Per reintrodurre una nuova competizione serviva un’idea forte. Solo che i sogni rivoluzionari si sono dissolti in accordi democristiani. Prima ancora di nascere la Conference League è diventata un ufficio di collocamento, un contenitore vuoto dentro cui incastrare club esclusi da tutto, un’entità sinistramente vicina al premio di consolazione della tombola natalizia. Todos caballeros, più nella cattiva che nella buona sorte. Uno accanto all’altro hanno preso posto settimi classificati dei grandi tornei e campioni nazionali eliminati prima dai playoff della Champions e poi da quella dell’Europa League. Beati gli ultimi che saranno primi. Almeno fra gli esclusi seriali. La scelta di giocare di giovedì sera ha ridotto all’osso le possibilità di creare un seguito intorno alla competizione. La Conference come bene succedaneo all’Europa League. Anzi, nemmeno questo. Perché a deprezzare definitivamente il torneo ci pensa il meccanismo che porta alla finale. Le terze classificate nei gironi di EL possono giocare il jolly della retrocessione e affrontare le seconde dei raggruppamenti di Conference. Chi vince passa agli ottavi della coppa meno abbiente. Una sofferenza infinita, un’impresa che può essere compiuta solo al ribasso. Anche il premio per i vincitori della coppa genera apatia. Chi si aggiudica la Champions porta a casa più di cento milioni di euro. Chi alza al cielo l’Europa League una trentina. Per la Conference si superano di poco i 10.

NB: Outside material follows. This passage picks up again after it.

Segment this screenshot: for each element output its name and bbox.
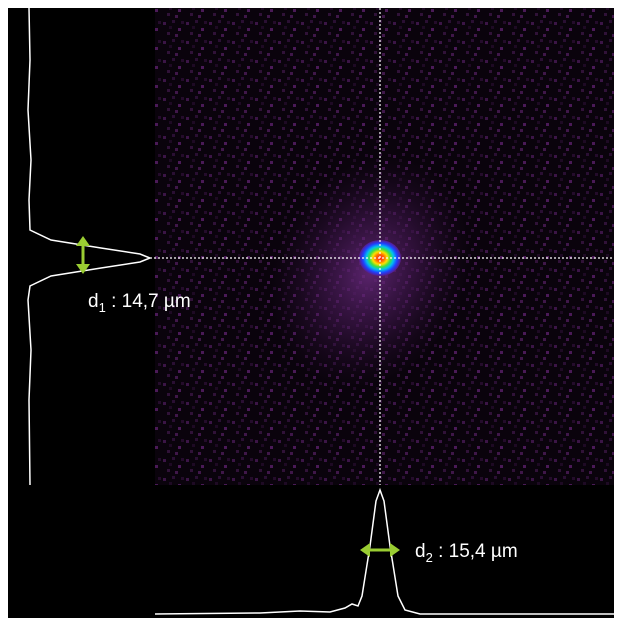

Cifre che non permettono il salto di qualità, che consentono al massimo di eternare il proprio dominio nei campionati più periferici. Da anni calciatori e allenatori chiedono di giocare meno partite. I primi perché hanno paura che le proprie carriere possano accorciarsi. Gli altri per avere la possibilità di trasmettere davvero qualcosa alla squadra. La Uefa ha ascoltato, ha annuito e ha risposto: più competizioni, più match. Anche se a forza di diluire, a furia di aumentare il volume si finisce con l’annacquare la qualità e di conseguenza l’interesse del consumatore. Un’idea che al momento non sembra preoccupare i padroni del vapore. D’altra parte la Conference League è un’invenzione molto più politica che sportiva. “Il nuovo torneo rende le competizioni Uefa più inclusive che mai – ha spiegato Ceferin – Ci saranno più partite per più squadre, con più federazioni rappresentate nella fase a gironi”. Ed è proprio questo il problema. L’avvocato sloveno è stato di parola. “Sono certo che costruire ponti è fantastico, ma costruirli per tutti è meglio”, aveva detto al momento della sua prima elezione, cinque anni fa. La sua candidatura era stata appoggiata da 42 federazioni su 55 (contro di lui si erano espresse, fra le altre, Inghilterra, Belgio, Olanda, Galles e Scozia), ottenendo una spinta decisiva dai paesi più piccoli. Oltre che dall’Italia. “Noi siamo stati i suoi primi sostenitori – aveva affermato Tavecchio – insieme a lui vogliamo costruire una nuova Uefa, più partecipata e meno verticistica”. Detto, fatto. Alla nuova competizione in stile Frankenstein parteciperanno fra i 9 e i 12 club che hanno vinto il titolo nazionale. E che prima avrebbero faticato a trovare spazio in una coppa continentale. Solo che stavolta raccontare le loro imprese, alzare i decibel per i loro gol, urlare per la magia di una loro giocata sarà più complicato. Ma forse questo è un dettaglio che interessa a pochi.